An expert on American culture described it as existing in three variants. “High culture” is like a meticulously prepared gourmet meal prepared by trained chefs. This is where tradition reigns and connections to the past are diligently maintained. “Pop culture,” the prevailing culture today, is fast, fleeting and faddish. Like the latest food truck craze, this culture features what's new and exciting to engage an easily bored generation that seeks continually changing experiences. “Folk culture” is like the home-cooked meal using grandmother's recipe. There’s a connection with the family's past and there is care in the making of the meal, but the emphasis is on the family who sits around the table to enjoy it. Each family member is personally engaged in an enjoyable, endearing experience. 

Churches also fall into one of these three categories. The HIGH CHURCH are those liturgical churches who use traditional hymns with an occasional “contemporary” Christian song from the 80's. Meticulously written liturgies are prepared by seminary trained pastors who deliver a ten minute sermon to keep the service time to one hour. The POP CHURCH attempts to engage contemporary culture with cutting-edge concert experiences that feature dance club lighting, fog machines and ever-changing video effects to engage the spectators. A brief motivational feel-good message is the spiritual fast-food delivered by the Pop Church. The FOLK CHURCH emerges from a community of Christians who come together because their family gatherings engender their love and worship of God and love for each other. Worship songs engage the heart and bring them into the presence of God. The message is based on scripture and relevant to their lives. The service is prayerfully planned but open to a Spirit-led change of direction to minister to a specific need or situation. (Yes. I’m biased.)

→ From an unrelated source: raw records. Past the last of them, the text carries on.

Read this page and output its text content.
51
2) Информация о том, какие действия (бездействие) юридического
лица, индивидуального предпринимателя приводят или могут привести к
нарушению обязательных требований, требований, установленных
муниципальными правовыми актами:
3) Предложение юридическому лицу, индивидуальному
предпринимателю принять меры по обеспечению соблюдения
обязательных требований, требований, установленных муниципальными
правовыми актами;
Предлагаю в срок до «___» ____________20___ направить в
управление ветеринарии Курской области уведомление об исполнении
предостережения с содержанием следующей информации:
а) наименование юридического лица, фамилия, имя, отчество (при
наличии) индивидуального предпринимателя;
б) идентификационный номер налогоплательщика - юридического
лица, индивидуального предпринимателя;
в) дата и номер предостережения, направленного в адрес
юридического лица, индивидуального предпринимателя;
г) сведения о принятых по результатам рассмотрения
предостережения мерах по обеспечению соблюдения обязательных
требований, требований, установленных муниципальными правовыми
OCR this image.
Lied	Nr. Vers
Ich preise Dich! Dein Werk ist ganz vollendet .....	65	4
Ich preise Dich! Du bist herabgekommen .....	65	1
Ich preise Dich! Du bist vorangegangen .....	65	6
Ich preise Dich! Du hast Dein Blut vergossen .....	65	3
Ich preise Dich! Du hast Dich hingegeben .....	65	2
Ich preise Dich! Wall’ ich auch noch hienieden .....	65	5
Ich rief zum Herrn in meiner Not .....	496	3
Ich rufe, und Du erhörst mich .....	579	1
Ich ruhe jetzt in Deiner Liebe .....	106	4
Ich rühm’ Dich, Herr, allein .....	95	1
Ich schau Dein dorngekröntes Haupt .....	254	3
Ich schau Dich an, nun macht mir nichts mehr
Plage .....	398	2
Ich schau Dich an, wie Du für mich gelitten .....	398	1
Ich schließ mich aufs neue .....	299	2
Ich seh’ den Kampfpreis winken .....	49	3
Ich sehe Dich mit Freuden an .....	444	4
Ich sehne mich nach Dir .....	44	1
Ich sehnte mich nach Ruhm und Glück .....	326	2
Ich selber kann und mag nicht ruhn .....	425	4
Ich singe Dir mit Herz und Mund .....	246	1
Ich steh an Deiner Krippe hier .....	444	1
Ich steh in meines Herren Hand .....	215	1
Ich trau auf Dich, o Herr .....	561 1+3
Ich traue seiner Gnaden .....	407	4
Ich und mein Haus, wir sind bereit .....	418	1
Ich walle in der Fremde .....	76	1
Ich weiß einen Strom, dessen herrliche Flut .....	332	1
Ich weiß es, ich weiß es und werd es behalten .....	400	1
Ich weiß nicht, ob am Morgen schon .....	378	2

Last night I was looking at the website of a mainline liturgical denomination and saw a statement that their liturgy performed today (think Catholic or Lutheran liturgy) goes back over two thousand years and was what Jesus’ “services” looked like when He was in the role of the priest and teaching His disciples. Really? I laughed as I pictured Jesus standing before the altar as Mary Magdalene passed an offering plate among the disciples and the organist played Hymn 103. 

(Fact Check: It’s well documented that the earliest liturgy resembling a service today is St James Liturgy which a majority of scholars agree was most likely written 300 years after Jesus walked the earth.)

The cultural church today that most closely resembles the church experience in the days of Jesus is the Folk Church. Pop Churches focus on an entertaining emotional experience but the constant diet of religious fast-food does not generate good spiritual health. Liturgical churches tend to highlight the cerebral and disparage the experiential, but liturgical main-line denominations are fast leaking their church members to experiential Charismatic churches. An article in Catholic News states that Catholic losses to Spirit-filled churches are severe and every hour 400 Catholics convert to Pentecostalism. Our church culture is shifting in the world today as people leave liturgical churches that sing hymns about God and join churches that sing worship songs to God and create a spiritual environment that draws people into His presence where their lives are changed. 

The Apostle's lives were changed not because they read about Jesus or heard a lecture about the Son of God. They were changed through their personal experience of Jesus. And, God sent the Holy Spirit (John 14:16-17) to dwell within us that we would continue to personally experience God.

More than ever, people today crave participation experiences. Whether immersing themselves in the boutique coffee shop where the sights, sounds and smells of roasting coffee engage all the senses or immersing themselves in participative church experiences where all the physical and spiritual senses are engaged, people are seeking authentic experiences that add value to their lives. People are not seeking an intellectual understanding of God. They seek a personal experience with their Heavenly Father. They long for the overwhelming love of Jesus and the indwelling and empowering presence of the Holy Spirit.

God can be found in both “High” and “Pop” churches but not in lifeless liturgy or in shallow church entertainment. Our Spirit-filled liturgy needs to be where an authentic expression of our worship takes place. And when we simply come before God with open hearts and invite Him to lift us up into His presence, He always does. Amen?